Serinin ilk yazısındaki gibi “artistik” bir şekilde başlamak
isterdim. Fakat üzerimizden kıyamet gibi geçen bu ayın sonunda gerekli enerjiyi
kendimde bulamıyorum. O yüzden kuru bir merhabayla yetiniyorum.
Hayat devam ediyor mu? Ediyor. Yaşadığımız felaketi
unutabilecek miyiz? Tabii ki evet. Neden? Çünkü insanız. Ölmediğimize
şükrederek, bazen lanet ederek yaşayacağız.
Bazı felaketler insanı konuşmaya teşvik eder. Konuşursunuz
da… Ta ki sözlerinizin hiçbir kıymet hükmü taşımadığını anlayana dek… Sütten ağzım
yandığı için olacak felaketler karşısında önce susmayı tercih ediyorum. Ne bir
şey izlemeyi ne felaketin derecesini artıran bir haber edinmeyi ne de aczin
fotoğrafını gösteren görselleri seyretmeyi canım çekmiyor. Perişan bir şekilde
savrulmak da istemiyorum. Dolayısıyla kitaplara müracaat ediyorum. Şubat ayı
bunun istisnası olmadı. Sık sık duraklasam, bol bol sigara molası da versem 7
kitap bitirdim.
Bunların üzerine konuşmak istiyorum. Belki biraz olsun
zihninizi kıyametten alıp kıymetlere doğru çekebilirim. Sonra kıyameti konuşmak
ve aldığımız “notları” paylaşmak üzere tabii ki…

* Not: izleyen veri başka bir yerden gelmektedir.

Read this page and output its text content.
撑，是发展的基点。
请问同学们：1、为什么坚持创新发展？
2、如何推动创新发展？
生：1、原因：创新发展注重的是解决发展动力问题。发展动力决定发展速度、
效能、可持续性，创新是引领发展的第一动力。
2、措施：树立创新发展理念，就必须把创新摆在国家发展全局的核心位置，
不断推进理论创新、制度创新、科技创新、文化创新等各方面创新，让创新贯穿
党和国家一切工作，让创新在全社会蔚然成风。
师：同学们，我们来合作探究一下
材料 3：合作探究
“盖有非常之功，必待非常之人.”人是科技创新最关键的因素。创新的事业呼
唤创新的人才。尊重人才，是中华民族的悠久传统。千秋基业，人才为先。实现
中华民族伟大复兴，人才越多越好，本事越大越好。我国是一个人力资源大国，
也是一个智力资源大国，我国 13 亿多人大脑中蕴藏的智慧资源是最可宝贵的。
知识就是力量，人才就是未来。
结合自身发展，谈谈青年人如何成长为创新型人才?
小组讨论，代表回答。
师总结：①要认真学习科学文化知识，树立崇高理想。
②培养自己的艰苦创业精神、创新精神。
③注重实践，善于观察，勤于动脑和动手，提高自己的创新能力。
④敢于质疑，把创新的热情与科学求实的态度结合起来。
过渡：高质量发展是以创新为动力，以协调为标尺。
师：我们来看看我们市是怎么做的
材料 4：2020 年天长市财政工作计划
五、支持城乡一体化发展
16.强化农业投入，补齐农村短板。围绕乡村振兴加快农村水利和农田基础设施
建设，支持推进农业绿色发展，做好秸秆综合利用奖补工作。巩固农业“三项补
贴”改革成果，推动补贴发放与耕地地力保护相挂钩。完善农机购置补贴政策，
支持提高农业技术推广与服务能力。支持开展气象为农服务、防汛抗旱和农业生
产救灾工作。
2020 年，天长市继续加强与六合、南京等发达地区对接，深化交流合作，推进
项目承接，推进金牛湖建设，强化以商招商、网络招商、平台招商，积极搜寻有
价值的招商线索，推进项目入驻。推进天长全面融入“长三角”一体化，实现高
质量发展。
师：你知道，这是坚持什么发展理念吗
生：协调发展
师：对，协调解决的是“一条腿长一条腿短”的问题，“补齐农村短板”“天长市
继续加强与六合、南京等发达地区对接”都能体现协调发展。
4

Söze şubat ayında okuduğum kitapların listesini paylaşarak
başlayacağım. Ardından öne çıkardığım bir tanesi üzerine biraz lügat
paralayacak, kalanlarını da birer paragrafla elden geçireceğim.
Bu Ay Okuduklarım
1- Kitaplar ve Sigaralar – George Orwell (Sel
Yayıncılık, 2021, Çeviren: Levent Konca)
2- 1984 – George Orwell (Can Yayınları, 2016, Çeviren: Celâl
Üster)
3- Sessiz Ev – Orhan Pamuk (İletişim Yayınları, 2009)
4- Tarık Buğra – Beşir Ayvazoğlu (Ötüken Neşriyat, 1996)
5- İdeoloji ve Devletin İdeolojik Aygıtları – Louis
Althusser (İletişim Yayınları, 2002)
6- Edebî Portreler – Hakkı Süha Gezgin (Timaş Yayınları,
1999, Hazırlayan: Beşir Ayvazoğlu)
7- Candide – Voltaire (Alfa Yayınları, 2020, Çeviren: Ayşe
Meral)
Ayın Kitabı: Edebî Portreler - Hakkı Süha Gezgin
Bazı kitaplar zamanını bekler. Bundan yıllar önce, hangi
vesileyle olduğunu hatırlamıyorum, bir şekilde edindiğim bu kitabı yeni okudum.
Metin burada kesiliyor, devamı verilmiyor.